Болезнь Владимира заставила Горбатовых в августе двенадцатого года перевезти мальчика, которому нисколько не помогли тамбовские доктора, из Горбатовского в Москву. Сергей Борисович и Татьяна Владимировна, жившие теперь почти исключительно для детей, ни о чем не могли думать, как только о болезни своего сына, тем более что это была какая-то непонятная, странная болезнь. Мальчик несколько раз будто совсем выздоравливал, вставал с постели, у него являлся аппетит, спокойный сон. И вдруг, без всякой видимой причины, без всякой погрешности в диете, за которою следила сама мать, он начинал чувствовать большую слабость, валился с ног. Затем начинался сильный жар, бред — все признаки горячки. Так продолжалось с неделю, потом начиналось видимое выздоровление, за которым следовали еще усиленные припадки болезни.
Необходимо было созвать консилиум известнейших докторов — профессоров Московского университета. Необходимо было дать возможность следить за ходом болезни. Значит, надо ехать в Москву. Времена ужасные! Наполеон со своей разноплеменной армией в пределах России. Он идет к Москве. Ей может грозить опасность неприятельского вторжения. Но разве мыслимо это? Разве это допустят?! Нет, это быть не может. Да и, наконец, о чем же думать, зачем гадать об опасностях, которые с Божьей помощью могут миновать. Дело в том, что надо ехать в Москву ради Владимира.

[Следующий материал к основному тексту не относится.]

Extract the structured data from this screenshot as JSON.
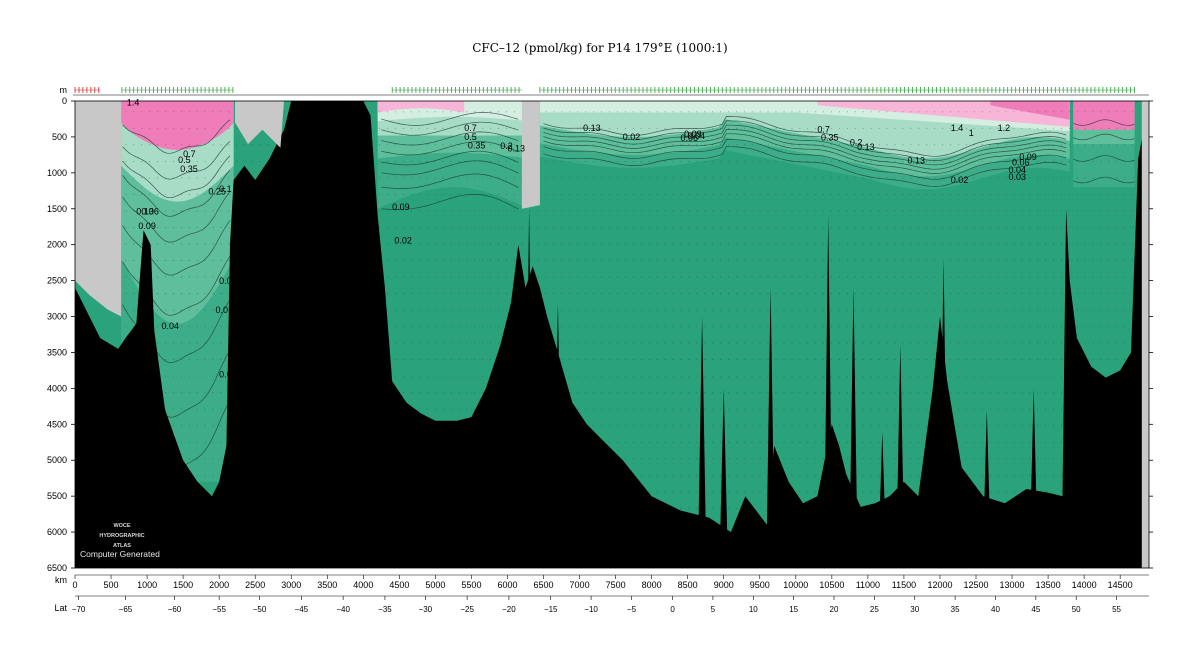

И Горбатовы поехали всей семьею: с двумя сыновьями, их воспитателем Томсоном, карликом Моисеем Степановичем и неизбежным, всегда сопровождавшим их штатом прислуги. Они остановились в своем прекрасном доме на Басманной улице, в доме, к которому примыкал старинный, несколько запущенный сад. И, таким образом, больному Владимиру и здоровому Борису дана была возможность пользоваться хотя и не деревенским, но все же чистым воздухом.
Московские доктора, немедленно призванные для консилиума, осмотрели больного мальчика и начали подвергать его всякого рода лечению.
В первое время, несмотря на эти, довольно странные иной раз, «научные» эксперименты, здоровье Владимира как будто стало поправляться. Припадки не возобновлялись. Мальчик был только очень слаб.
Между тем положение Москвы становилось опасным. Кутузов, во главе русского войска, стоял перед нею, готовясь дать наступавшему неприятелю большое сражение.
Московский генерал-губернатор, граф Ростопчин, старый приятель Сергея Борисовича, всячески ободрял жителей, расклеивал по городу свои знаменитые афишки. Но, несмотря на это, панический страх начал нападать на жителей. Москва с каждым днем пустела. Все, кто только мог выбраться из нее, выбирался. По Ярославской и другим дорогам, проезд по которым можно было считать безопасным, тянулись нескончаемые обозы. Каждый, уезжая, увозил с собою все, что мог. Старые дома московских бар заколачивались, в иных оставалась только необходимая прислуга для оберегания господского добра.